With the summer rush from the Outside came special correspondents for the big newspapers and magazines, and one and all, using unlimited space, they wrote Daylight up; so that, so far as the world was concerned, Daylight loomed the largest figure in Alaska. Of course, after several months, the world became interested in the Spanish War, and forgot all about him; but in the Klondike itself Daylight still remained the most prominent figure. Passing along the streets of Dawson, all heads turned to follow him, and in the saloons chechaquos watched him awesomely, scarcely taking their eyes from him as long as he remained in their range of vision. Not alone was he the richest man in the country, but he was Burning Daylight, the pioneer, the man who, almost in the midst of antiquity of that young land, had crossed the Chilcoot and drifted down the Yukon to meet those elder giants, Al Mayo and Jack McQuestion. He was the Burning Daylight of scores of wild adventures, the man who carried word to the ice-bound whaling fleet across the tundra wilderness to the Arctic Sea, who raced the mail from Circle to Salt Water and back again in sixty days, who saved the whole Tanana tribe from perishing in the winter of '91--in short, the man who smote the chechaquos' imaginations more violently than any other dozen men rolled into one.
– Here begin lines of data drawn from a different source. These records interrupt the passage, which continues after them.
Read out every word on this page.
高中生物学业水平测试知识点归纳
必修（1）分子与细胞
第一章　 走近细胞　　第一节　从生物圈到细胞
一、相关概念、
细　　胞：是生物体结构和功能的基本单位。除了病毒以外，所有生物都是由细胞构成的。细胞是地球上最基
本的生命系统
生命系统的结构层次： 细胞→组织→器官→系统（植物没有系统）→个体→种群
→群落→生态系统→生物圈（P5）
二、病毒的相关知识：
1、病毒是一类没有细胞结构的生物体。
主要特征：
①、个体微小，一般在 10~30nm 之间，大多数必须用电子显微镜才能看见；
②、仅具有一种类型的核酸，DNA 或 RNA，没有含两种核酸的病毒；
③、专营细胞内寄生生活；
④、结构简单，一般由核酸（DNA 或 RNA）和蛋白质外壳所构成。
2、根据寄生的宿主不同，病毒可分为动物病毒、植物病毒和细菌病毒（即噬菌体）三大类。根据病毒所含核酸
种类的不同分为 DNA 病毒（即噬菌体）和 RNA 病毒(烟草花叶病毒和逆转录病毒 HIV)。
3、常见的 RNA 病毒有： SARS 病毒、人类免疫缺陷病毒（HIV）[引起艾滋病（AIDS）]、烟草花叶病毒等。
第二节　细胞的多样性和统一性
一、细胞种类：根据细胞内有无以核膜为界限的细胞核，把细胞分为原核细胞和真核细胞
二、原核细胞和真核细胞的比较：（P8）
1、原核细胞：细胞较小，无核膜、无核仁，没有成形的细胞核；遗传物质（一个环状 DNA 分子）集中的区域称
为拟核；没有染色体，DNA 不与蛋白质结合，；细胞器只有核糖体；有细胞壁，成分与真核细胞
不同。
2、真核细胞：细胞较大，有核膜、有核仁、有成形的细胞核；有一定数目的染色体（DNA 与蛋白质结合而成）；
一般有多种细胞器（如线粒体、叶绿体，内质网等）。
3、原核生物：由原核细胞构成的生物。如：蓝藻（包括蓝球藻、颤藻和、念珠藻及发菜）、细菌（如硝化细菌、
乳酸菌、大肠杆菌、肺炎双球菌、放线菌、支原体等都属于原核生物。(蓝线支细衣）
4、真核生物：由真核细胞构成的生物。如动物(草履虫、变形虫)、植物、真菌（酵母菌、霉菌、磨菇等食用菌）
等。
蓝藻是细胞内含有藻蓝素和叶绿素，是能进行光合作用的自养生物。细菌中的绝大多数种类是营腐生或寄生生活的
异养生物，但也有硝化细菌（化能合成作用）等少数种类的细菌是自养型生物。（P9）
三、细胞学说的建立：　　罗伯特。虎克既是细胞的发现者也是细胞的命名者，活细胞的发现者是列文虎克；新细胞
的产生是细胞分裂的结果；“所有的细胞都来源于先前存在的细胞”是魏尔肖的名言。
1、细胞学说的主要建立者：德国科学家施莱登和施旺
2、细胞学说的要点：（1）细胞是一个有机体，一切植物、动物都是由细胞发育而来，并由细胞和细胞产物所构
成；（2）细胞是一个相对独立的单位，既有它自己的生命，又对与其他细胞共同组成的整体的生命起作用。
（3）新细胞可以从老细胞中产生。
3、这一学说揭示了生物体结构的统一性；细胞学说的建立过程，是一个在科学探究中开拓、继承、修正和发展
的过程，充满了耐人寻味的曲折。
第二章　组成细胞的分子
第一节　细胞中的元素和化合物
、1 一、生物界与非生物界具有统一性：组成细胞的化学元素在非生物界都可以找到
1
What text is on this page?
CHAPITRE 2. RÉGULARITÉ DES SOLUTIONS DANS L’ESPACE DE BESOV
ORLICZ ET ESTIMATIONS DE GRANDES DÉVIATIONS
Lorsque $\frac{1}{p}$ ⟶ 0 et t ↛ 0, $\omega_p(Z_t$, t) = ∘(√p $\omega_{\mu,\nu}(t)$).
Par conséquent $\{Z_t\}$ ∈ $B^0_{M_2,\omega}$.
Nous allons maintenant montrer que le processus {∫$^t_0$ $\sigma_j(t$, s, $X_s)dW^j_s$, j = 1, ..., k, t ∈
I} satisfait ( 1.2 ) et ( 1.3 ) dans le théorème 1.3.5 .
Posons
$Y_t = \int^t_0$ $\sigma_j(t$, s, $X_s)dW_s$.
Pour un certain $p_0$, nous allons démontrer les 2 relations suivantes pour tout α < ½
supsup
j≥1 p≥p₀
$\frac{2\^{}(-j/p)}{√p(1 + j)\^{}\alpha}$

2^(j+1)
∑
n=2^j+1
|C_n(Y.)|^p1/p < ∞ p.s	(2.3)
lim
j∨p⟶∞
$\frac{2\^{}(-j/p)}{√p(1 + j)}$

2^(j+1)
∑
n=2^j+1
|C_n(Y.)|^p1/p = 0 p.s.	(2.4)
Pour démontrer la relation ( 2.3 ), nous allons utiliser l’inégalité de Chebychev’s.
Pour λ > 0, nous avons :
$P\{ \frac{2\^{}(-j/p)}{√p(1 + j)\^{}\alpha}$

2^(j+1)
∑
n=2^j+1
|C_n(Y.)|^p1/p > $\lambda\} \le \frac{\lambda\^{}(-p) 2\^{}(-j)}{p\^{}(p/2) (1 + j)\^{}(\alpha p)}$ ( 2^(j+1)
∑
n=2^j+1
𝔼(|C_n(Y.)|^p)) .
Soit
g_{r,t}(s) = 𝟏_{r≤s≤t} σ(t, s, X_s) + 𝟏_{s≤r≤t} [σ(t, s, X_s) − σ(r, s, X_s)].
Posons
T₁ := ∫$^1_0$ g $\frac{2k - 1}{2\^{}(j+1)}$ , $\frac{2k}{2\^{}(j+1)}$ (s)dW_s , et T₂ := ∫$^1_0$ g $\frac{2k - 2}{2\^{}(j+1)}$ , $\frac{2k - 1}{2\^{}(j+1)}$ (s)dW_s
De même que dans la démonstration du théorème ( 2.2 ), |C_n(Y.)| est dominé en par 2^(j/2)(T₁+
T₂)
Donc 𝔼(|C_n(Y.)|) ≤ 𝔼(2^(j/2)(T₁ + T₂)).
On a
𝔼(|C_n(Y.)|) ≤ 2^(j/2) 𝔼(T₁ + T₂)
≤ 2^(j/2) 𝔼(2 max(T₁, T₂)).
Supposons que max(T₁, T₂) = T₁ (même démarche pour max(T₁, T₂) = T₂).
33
He had the fatal facility for self-advertisement. Things he did, no matter how adventitious or spontaneous, struck the popular imagination as remarkable. And the latest thing he had done was always on men's lips, whether it was being first in the heartbreaking stampede to Danish Creek, in killing the record baldface grizzly over on Sulphur Creek, or in winning the single-paddle canoe race on the Queen's Birthday, after being forced to participate at the last moment by the failure of the sourdough representative to appear. Thus, one night in the Moosehorn, he locked horns with Jack Kearns in the long-promised return game of poker. The sky and eight o'clock in the morning were made the limits, and at the close of the game Daylight's winnings were two hundred and thirty thousand dollars. To Jack Kearns, already a several-times millionaire, this loss was not vital. But the whole community was thrilled by the size of the stakes, and each one of the dozen correspondents in the field sent out a sensational article.